3. Account for snowfall and snow melt#
A second model is now created that accounts for snowfall and melt through a degree-day snow model (see e.g., Kavetski & Kuczera (2007). To run the model we add the keyword snow=True to the FlexModel and provide a time series of mean daily temperature to the RechargeModel. The temperature time series is used to split the precipitation into snowfall and rainfall.
ml2 = ps.Model(head)
sm2 = ps.RechargeModel(
prec,
evap,
recharge=ps.rch.FlexModel(snow=True),
rfunc=ps.Gamma(),
name="rch",
temp=temp,
)
ml2.add_stressmodel(sm2)
# Solve the Pastas model in two steps
ml2.solve(tmin=tmin, tmax=tmax, fit_constant=False, report=False)
ml2.add_noisemodel(ps.ArNoiseModel())
ml2.set_parameter("rch_srmax", vary=False)
ml2.solve(tmin=tmin, tmax=tmax, fit_constant=False, initial=False)

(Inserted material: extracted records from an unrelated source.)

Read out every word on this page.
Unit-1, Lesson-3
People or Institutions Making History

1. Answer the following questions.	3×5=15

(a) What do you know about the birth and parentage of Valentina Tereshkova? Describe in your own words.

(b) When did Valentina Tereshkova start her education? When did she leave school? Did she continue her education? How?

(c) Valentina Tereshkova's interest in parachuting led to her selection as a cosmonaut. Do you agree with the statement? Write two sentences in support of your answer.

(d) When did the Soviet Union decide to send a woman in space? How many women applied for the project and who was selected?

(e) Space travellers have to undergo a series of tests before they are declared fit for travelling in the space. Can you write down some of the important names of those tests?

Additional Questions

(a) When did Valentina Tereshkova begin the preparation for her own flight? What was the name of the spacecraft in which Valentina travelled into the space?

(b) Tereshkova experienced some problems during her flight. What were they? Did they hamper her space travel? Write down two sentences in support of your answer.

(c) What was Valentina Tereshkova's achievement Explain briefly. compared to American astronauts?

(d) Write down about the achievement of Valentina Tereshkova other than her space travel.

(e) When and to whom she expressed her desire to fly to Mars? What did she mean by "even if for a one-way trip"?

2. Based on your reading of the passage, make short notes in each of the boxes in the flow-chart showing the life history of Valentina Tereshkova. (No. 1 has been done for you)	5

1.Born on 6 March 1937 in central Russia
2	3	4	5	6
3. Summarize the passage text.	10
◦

Fit report Head Fit Statistics
==================================================
nfev 37 EVP 67.57
nobs 590 R2 0.68
noise True RMSE 0.10
tmin 1985-01-01 00:00:00 AICc -3388.09
tmax 2010-01-01 00:00:00 BIC -3353.30
freq D Obj 0.92
freq_obs None ___
warmup 3650 days 00:00:00 Interp. No
Parameters (8 optimized)
==================================================
optimal initial vary
rch_A 0.731108 0.573522 True
rch_n 1.080474 1.398730 True
rch_a 212.190498 108.625483 True
rch_srmax 159.889166 159.889166 False
rch_lp 0.250000 0.250000 False
rch_ks 482.485991 358.381607 True
rch_gamma 13.464169 18.461413 True
rch_kv 0.646750 0.713615 True
rch_simax 2.000000 2.000000 False
rch_tt 0.000000 0.000000 False
rch_k 0.660375 0.793974 True
constant_d 78.236264 0.000000 False
noise_alpha 71.586662 15.000000 True
Compare results#
From the fit_report we can already observe that the model fit improved quite a bit. We can also visualize the results to see how the model improved.
ax = ml2.plot(figsize=(10, 3))
ml1.simulate().plot(ax=ax)
plt.legend(
[
"Observations",
"Model w Snow NSE={:.2f}".format(ml2.stats.nse()),
"Model w/o Snow NSE={:.2f}".format(ml1.stats.nse()),
],
ncol=3,
)
<matplotlib.legend.Legend at 0x7441e431f380>
Extract the water balance (States & Fluxes)#
df = ml2.stressmodels["rch"].get_water_balance(
ml2.get_parameters("rch"), tmin=tmin, tmax=tmax
)
df.plot(subplots=True, figsize=(10, 10));
References#
Kavetski, D. and Kuczera, G. (2007). Model smoothing strategies to remove microscale discontinuities and spurious secondary optima in objective functions in hydrological calibration. Water Resources Research, 43(3).